Ekonom dari Center on Reform on Economics (Core), Yusuf Rendy Manilet, menjelaskan bahwa pelemahan rupiah berpotensi memicu kenaikan harga barang dan jasa, serta meningkatkan beban utang pemerintah yang menggunakan mata uang asing. Dikutip dari Bloomberg, rupiah sempat melemah 0,5% ke level Rp 16.642 per dolar AS, yang merupakan level terlemah sejak krisis moneter 1998.
Yusuf menjelaskan bahwa peningkatan harga barang impor akan menyebabkan pelaku usaha atau industri melakukan penyesuaian harga yang kemungkinan akan diteruskan kepada konsumen.
“Ketika nilai impor menjadi lebih besar, pelaku usaha atau industri berpotensi untuk melakukan penyesuaian harga. Penyesuaian harga yang dilakukan bukan tidak mungkin akan ditransmisikan ke harga yang harus ditanggung oleh konsumen atau masyarakat,” ujarnya.
Selain itu, pelemahan rupiah juga berdampak pada struktur Anggaran Pendapatan dan Belanja Negara (APBN). Menurut Yusuf, depresiasi rupiah dapat meningkatkan nilai ekspor Indonesia karena harga produk ekspor menjadi lebih kompetitif di pasar global.
Namun, di sisi lain, peningkatan nilai impor dalam rupiah juga dapat memperbesar biaya bea masuk dan pajak impor, sementara pengeluaran pemerintah untuk membayar utang luar negeri akan semakin membengkak. Dalam Hal ini Pelemahan rupiah juga akan meningkatkan beban bunga dan pokok utang yang berbasis mata uang asing dalam APBN.

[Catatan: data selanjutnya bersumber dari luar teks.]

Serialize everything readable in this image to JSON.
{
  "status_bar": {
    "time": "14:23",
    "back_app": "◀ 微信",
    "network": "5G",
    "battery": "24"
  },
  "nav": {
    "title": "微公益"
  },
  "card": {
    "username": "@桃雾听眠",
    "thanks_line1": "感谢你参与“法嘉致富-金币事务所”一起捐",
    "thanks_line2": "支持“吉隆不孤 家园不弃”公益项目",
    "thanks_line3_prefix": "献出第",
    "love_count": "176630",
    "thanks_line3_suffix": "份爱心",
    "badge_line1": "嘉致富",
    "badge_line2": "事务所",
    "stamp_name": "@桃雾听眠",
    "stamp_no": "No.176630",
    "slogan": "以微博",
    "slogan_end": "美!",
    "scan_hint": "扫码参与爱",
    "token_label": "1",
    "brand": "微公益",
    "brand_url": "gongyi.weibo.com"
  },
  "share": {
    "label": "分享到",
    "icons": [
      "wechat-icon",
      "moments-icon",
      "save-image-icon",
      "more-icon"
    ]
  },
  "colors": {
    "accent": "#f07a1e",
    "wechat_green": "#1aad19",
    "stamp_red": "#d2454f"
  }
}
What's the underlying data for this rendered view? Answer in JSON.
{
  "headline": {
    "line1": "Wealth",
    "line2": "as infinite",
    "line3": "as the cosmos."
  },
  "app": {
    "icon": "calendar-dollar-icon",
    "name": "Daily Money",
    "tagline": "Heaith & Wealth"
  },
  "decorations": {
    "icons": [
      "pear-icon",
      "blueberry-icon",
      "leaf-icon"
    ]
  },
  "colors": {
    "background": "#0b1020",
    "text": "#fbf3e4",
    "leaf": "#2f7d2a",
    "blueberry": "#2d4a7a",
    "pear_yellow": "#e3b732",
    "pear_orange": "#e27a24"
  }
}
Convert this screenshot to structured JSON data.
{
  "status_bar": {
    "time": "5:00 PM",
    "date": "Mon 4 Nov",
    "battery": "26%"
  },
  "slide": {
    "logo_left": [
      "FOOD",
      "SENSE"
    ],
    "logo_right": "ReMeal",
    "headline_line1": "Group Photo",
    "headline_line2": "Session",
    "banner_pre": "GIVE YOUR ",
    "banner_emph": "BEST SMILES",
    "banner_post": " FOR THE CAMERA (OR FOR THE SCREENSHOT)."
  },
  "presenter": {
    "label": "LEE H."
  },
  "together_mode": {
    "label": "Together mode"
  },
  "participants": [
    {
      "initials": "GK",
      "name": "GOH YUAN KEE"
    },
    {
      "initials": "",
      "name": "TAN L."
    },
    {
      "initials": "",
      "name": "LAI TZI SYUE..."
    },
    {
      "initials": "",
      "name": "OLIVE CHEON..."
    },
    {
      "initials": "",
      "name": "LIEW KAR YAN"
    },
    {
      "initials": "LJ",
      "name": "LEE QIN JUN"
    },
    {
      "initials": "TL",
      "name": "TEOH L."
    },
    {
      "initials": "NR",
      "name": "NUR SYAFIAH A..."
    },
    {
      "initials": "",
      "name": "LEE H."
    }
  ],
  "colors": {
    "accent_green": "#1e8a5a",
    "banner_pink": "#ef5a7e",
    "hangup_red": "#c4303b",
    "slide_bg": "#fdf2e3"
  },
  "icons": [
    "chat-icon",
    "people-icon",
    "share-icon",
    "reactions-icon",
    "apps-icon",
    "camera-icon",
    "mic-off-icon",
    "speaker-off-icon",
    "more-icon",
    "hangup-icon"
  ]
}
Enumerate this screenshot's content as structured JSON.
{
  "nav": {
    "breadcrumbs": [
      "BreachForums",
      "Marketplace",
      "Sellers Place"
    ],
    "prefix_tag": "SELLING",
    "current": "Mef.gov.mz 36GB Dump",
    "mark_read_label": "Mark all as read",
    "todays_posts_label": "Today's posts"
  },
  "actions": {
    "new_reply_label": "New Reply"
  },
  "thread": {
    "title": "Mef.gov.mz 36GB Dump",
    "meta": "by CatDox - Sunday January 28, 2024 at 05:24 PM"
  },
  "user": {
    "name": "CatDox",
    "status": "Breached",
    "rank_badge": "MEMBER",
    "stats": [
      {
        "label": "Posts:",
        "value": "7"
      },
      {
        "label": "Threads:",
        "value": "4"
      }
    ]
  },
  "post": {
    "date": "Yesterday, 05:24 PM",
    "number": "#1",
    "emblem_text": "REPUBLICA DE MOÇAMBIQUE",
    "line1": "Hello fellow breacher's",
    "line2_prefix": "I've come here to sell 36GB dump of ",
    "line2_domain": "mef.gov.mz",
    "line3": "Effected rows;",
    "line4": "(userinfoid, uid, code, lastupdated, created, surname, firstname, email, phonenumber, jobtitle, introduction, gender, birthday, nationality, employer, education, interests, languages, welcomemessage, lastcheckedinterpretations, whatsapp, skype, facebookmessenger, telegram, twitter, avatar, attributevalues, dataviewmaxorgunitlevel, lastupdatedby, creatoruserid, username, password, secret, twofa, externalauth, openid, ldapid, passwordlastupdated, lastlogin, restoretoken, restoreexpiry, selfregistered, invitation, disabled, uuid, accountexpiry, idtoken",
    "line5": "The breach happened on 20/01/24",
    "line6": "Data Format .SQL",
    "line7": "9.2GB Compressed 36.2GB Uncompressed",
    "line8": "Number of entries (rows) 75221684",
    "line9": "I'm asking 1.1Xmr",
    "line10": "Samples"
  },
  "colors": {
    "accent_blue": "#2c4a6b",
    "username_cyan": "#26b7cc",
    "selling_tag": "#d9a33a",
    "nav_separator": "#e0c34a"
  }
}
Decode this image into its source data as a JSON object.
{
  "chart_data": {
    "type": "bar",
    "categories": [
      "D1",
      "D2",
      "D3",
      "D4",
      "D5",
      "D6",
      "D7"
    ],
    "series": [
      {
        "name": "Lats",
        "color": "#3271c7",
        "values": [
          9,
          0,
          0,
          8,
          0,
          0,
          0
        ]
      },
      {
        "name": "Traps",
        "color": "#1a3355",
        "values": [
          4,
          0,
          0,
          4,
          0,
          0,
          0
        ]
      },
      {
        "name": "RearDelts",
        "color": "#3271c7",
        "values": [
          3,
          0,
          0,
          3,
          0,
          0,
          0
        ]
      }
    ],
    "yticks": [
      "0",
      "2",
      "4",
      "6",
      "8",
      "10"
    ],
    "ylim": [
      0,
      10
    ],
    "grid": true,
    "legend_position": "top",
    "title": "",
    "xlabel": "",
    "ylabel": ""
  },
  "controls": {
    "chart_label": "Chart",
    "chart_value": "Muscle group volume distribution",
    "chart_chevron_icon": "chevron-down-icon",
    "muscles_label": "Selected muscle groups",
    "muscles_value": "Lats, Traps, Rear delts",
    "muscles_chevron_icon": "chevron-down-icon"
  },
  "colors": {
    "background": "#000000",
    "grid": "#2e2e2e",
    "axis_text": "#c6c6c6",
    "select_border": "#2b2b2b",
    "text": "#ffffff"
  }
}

Yusuf Rendy Manilet mendorong pemerintah untuk meninjau kembali asumsi nilai tukar yang digunakan dalam penyusunan APBN 2025. Dengan penyesuaian yang lebih realistis, diharapkan pemerintah bisa mengantisipasi pembengkakan biaya utang dan harga barang impor, serta memaksimalkan potensi peningkatan penerimaan negara dari sektor ekspor.
Dengan kondisi yang terus berubah di pasar global, pemahaman yang lebih baik mengenai faktor-faktor yang memengaruhi nilai tukar sangat penting. Bagi pelaku bisnis dan masyarakat, memantau fluktuasi nilai tukar secara cermat akan sangat membantu dalam pengambilan keputusan keuangan yang lebih bijak.